Q  2. in how many ways can a team of 6 candidates can be formed out of a total 10 candidates such that 2 particular candidates should  be included in each  department?

plz give the solution plzzzzzzzzz Views: 742

Replies to This Discussion

I also needy

que 1solution

3rd term=12
4th term=8
Nth term=ar^n-1
12=ar^2..i
8=ar^3..ii
divide through to eliminate a
3/2=r^-1
Solving i have
r=2/3
⇒12=ar^2..from i
12=a*4/3
a=27

a=27
r=2/3
S∞=a/(1-r)
=81

students u can try it by your own....

And the second q
this may be helpful for u......am not sure that that,s correct solution..
que 2:
We have 6 slots to fill.
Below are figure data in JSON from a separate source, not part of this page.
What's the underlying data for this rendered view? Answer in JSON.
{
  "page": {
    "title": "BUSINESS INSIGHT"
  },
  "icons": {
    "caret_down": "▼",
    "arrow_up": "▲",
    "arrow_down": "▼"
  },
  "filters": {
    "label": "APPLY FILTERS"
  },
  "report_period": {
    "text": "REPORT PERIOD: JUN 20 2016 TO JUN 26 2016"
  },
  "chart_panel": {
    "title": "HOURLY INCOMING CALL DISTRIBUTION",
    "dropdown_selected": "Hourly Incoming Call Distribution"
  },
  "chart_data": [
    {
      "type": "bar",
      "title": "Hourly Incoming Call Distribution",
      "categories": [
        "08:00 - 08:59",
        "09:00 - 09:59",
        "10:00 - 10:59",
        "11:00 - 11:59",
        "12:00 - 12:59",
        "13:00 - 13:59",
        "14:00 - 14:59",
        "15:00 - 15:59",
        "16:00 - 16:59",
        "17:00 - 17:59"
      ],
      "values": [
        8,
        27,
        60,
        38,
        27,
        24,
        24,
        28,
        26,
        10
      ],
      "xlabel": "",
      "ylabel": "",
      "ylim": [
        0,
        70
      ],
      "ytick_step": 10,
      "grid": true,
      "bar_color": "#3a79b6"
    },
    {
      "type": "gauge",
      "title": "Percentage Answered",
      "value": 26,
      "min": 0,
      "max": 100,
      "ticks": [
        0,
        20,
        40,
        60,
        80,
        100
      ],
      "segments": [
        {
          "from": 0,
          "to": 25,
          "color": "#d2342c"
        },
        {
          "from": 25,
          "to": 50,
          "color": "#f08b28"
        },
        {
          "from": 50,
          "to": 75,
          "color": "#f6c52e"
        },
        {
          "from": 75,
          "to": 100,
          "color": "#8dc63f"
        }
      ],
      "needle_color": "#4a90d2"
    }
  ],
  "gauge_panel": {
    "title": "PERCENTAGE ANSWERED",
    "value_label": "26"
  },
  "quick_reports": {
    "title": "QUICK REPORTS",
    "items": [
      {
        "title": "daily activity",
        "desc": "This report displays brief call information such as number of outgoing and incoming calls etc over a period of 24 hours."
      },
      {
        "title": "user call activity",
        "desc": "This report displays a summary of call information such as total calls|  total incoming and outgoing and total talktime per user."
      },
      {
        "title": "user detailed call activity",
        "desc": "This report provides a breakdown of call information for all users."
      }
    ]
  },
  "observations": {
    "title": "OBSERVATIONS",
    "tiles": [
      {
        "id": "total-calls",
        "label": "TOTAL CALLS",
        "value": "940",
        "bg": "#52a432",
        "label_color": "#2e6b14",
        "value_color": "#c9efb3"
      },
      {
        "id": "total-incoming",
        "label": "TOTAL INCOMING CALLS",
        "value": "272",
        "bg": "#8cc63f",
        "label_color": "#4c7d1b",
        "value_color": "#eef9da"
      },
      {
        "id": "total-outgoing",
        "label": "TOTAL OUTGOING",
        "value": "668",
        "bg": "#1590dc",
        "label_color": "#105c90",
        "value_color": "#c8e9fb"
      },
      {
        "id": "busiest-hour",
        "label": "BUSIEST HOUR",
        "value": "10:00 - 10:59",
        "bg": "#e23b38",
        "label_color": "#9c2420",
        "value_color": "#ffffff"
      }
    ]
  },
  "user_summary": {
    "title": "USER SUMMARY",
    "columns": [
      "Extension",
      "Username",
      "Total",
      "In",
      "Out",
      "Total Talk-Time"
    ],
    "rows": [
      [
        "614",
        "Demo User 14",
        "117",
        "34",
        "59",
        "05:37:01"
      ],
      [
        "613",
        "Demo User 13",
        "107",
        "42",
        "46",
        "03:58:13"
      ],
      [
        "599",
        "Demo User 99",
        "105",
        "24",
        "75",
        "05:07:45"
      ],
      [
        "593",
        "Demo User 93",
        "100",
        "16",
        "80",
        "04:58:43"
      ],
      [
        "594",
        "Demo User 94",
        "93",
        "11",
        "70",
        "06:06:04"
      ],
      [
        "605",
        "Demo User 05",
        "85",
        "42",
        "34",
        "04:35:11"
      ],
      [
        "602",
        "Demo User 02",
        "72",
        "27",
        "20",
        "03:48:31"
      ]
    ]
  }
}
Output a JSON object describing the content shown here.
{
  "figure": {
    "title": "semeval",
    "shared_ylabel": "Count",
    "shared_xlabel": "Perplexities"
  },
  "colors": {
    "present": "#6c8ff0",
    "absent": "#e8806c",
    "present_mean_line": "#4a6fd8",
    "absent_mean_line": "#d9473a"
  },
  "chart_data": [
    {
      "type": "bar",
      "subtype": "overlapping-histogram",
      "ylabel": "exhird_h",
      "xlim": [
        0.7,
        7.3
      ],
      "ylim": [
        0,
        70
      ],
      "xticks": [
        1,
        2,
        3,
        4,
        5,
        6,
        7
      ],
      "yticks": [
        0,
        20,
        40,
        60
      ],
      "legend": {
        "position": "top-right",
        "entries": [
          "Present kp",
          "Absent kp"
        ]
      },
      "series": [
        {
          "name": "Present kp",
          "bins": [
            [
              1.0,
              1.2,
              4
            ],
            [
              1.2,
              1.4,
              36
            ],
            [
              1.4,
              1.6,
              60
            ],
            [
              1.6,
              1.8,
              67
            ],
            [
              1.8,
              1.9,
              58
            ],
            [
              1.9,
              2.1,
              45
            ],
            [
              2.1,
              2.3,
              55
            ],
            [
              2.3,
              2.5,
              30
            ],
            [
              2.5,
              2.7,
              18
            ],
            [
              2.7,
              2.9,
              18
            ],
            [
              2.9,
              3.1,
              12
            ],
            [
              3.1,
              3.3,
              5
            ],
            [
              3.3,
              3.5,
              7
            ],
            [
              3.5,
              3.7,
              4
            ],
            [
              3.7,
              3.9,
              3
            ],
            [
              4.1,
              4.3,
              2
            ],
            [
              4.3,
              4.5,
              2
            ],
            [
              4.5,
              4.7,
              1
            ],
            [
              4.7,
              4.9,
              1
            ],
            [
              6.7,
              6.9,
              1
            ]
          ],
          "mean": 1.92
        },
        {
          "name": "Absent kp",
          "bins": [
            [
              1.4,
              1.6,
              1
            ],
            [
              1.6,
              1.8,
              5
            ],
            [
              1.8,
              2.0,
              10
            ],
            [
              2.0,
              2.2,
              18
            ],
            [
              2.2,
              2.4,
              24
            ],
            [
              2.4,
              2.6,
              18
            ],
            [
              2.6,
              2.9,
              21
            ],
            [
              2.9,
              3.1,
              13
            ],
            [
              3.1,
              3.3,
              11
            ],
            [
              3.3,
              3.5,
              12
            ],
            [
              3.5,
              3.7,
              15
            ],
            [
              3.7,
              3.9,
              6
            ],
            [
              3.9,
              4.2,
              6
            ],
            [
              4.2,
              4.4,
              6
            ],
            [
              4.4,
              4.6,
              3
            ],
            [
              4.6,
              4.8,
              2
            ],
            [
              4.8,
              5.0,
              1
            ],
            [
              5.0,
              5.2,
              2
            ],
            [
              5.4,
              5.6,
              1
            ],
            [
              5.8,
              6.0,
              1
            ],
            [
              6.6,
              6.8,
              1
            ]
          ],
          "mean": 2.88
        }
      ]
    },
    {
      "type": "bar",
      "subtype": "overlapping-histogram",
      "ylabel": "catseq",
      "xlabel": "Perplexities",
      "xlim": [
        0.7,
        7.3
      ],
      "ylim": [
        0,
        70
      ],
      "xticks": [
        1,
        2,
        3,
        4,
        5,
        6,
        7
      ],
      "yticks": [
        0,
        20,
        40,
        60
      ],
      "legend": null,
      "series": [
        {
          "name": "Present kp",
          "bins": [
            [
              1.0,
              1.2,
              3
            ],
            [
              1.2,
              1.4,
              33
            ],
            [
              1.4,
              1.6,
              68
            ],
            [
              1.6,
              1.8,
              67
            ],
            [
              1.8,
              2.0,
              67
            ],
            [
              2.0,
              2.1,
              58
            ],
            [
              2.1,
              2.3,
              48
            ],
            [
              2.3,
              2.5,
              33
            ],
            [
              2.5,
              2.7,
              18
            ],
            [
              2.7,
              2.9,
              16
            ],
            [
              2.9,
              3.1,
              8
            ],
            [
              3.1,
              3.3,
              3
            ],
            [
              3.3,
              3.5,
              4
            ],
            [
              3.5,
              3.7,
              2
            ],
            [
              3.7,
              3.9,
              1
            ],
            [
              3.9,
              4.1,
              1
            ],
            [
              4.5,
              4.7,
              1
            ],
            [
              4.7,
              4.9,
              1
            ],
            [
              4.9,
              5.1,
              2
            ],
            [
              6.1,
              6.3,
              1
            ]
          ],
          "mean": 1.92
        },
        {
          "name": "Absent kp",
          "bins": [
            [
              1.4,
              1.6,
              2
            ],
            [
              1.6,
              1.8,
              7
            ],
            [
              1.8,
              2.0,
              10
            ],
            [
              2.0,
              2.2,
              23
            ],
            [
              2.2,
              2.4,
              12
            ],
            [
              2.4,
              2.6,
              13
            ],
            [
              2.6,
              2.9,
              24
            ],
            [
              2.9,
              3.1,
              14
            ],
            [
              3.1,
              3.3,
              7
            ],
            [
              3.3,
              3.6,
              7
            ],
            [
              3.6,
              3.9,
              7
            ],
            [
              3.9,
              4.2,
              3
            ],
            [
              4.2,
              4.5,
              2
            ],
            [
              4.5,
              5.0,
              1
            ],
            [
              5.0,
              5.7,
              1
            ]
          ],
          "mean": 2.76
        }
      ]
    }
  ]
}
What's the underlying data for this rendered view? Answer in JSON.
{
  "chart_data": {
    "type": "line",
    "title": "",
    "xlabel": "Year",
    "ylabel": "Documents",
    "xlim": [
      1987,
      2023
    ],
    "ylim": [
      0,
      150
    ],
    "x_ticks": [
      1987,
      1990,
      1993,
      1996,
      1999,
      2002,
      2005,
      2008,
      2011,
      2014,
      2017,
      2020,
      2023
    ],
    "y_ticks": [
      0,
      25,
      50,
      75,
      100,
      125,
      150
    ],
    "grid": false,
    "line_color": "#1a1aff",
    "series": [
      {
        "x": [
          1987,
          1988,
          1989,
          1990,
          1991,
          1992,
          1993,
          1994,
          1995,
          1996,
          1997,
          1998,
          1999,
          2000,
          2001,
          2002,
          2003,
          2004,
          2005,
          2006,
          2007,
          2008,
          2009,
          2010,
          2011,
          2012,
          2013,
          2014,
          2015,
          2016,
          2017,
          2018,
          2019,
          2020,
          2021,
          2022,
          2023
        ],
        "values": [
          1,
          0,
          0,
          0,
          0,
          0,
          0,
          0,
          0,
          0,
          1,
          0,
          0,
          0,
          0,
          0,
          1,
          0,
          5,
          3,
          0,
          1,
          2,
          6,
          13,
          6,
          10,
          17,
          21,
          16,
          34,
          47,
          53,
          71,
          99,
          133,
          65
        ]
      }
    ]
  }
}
Let's call them Slot A, Slot B, Slot C, Slot D, Slot E, Slot F.

The first two slots (A and B) are reserved for these two particular candidates who must be on the team.
So we go from 6 slots to 4 slots (6-2=4).

The pool of 10 candidates reduces to 8 candidates (10-2 = 8).

So we have 4 slots (C,D,E,F) and a pool of 8 people to choose from.

Slot C has 8 choices.
Slot D has 7 choices.
Slot E has 6 choices.
Slot F has 5 choices.

There are 8*7*6*5 = 1680 ways to fill those four slots (given a pool of 8 people to choose from).
This result would be the answer if order mattered, but it doesn't.

In this case order does NOT matter because a team like {x,y,z,w} is the same as {w,z,y,x}. The letters represent the team members.
All we care about is the overall team and not the order of any members on any given team. Each team member is equal.
Turns out that there are 4! = 4*3*2*1 = 24 different ways to arrange any one team of 4 people.
Since order doesn't matter, we divide the previous result by 24 to get 1680/24 = 70
This means that there are 70 different teams of 4 people (drawn from a pool of 8).

Side Note: we can use the combination formula to get the same result
C(n,r) = (n!)/(r!(n-r)!)
C(8,4) = (8!)/(4!*(8-4)!)
C(8,4) = (8!)/(4!*4!)
C(8,4) = (8*7*6*5*4!)/(4!*4!)
C(8,4) = (8*7*6*5)/(4!)
C(8,4) = (8*7*6*5)/(4*3*2*1)
C(8,4) = (1680)/(24)
C(8,4) = 70

Now let's incorporate the two reserved individuals in slots A and B.
We have 2 people filling 2 slots giving 1 way to do this.
Again the order doesn't matter.

So there are 1*70 = 70 different ways to fill all 6 slots according to the conditions provided.